Number Pul-leeze

by Curt Kovener

(This is an encore column from the Curt Comments archives.)
For some this may be a walk down memory lane, for others it could be considered a local history lesson. For the youngest of our readers this could be a “You’ve got to be kidding” column.
Back before cell phones, back before 411, 911, online whitepages, Google, and the old school plethora of thick multi-county telephone directories; back when a Crothersville phone number wasn’t 793- but SWift 3, the phone book was quite small and covered only one county.
It didn’t need to be big, there was only one phone line per family, that is, if your family had a phone.
In a box of unsold stuff at a recent local auction, I uncovered a 1960 Indiana Telephone Corporation phone book for Jackson County.

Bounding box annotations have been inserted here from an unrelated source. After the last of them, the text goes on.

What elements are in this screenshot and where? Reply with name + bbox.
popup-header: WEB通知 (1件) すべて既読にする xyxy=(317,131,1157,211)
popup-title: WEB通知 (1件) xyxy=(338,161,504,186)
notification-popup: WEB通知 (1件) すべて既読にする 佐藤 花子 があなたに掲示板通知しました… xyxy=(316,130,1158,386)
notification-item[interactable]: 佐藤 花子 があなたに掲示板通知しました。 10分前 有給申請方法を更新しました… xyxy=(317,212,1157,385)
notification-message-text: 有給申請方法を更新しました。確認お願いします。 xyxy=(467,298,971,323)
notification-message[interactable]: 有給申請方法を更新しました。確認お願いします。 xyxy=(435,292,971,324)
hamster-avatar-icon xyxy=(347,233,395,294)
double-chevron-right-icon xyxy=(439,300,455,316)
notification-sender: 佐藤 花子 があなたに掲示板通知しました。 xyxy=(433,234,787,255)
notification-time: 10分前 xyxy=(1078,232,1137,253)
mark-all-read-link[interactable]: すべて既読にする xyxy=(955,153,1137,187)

This 6-inch by 9 inch local bit of history has about 70 pages of listings and about an equal number of Yellow Pages of business listings and ads. However, the white and yellow pages have faded to about the same hue with the passage of time.
In it, I find dealers for DeSotos, Edsels, Ramblers and Hoosier made Studebakers. (For you youngsters, those were automobile brands.)
Ladies in Crothersville could have their hair properly coiffured at LaBelle Femme Beauty Salon or Style Mode Beauty Shop.
A phone listing for The Peoples Bank cannot be found. In 1960 it was known as the Brownstown Loan & Trust Co. Since 1960, many banks have changed names or merged.
Today’s families might be amused (or aghast) to know that even though there are dozens of pizza alternatives, in 1960 all of Jackson County had just a single pizza place.
It is interesting to see the ads for towing and hauling featuring the pictures of 1950-ish trucks. And gas stations touted their “fast, friendly service” where they came out to your vehicle, pumped your gas, checked your oil and cleaned your windshield and you paid around 39¢ a gallon.
In 1960 there were about a dozen places to have your TV repaired. Today, they are disposable. If it breaks it will cost more to fix it than to buy a new one…if you can find any electronics repair shop.
The residential phone listings were separated by community exchange. Back when this directory was new you could call all of the people in Crothersville you wanted for a local no-charge call. But to call another community would result in a long distance toll charge. Imagine calling someone in Uniontown (on the Seymour exchange) by dialing “0” because it was a long distance call.
Then after dialing “0” and waiting your turn, the operator would ask “Number please?” and after giving the number you wanted to reach you would be asked for your number. (That’s how you got the long distance charge on your phone bill.) Eventually, you got connected to your intended caller unless they were on a party line. More on this in a moment.
And long distant calls were not cheap by today’s standards. According to the phone book in 1960 it cost ‘only’ $1.40 for three minutes to talk to someone in New York City from Crothersville. Most contemporary long distant calling plans have that per minute fee beat. (2019 aside: and who would sit still for any long distance charges today?)
Many Crothersville and rural Jackson County phone customers were on a “party line” which grouped several homes together forcing everyone to share line usage. Woe to the teenager who talked too long. Party lines were also sources of community information…sometimes much of which the two callers preferred not to be aired publicly.
And in 1960 you didn’t carry your phone around in your pocket, purse or belt clip. There were no push buttons, touch screens, portable or stylish phones. There were two models: it set on a desk or it hung on the wall, And they came in one stylish color: black. And you could roam about the house in 1960 as you liked as long as you didn’t exceed the three-foot length of cord connecting the phone to the receiver.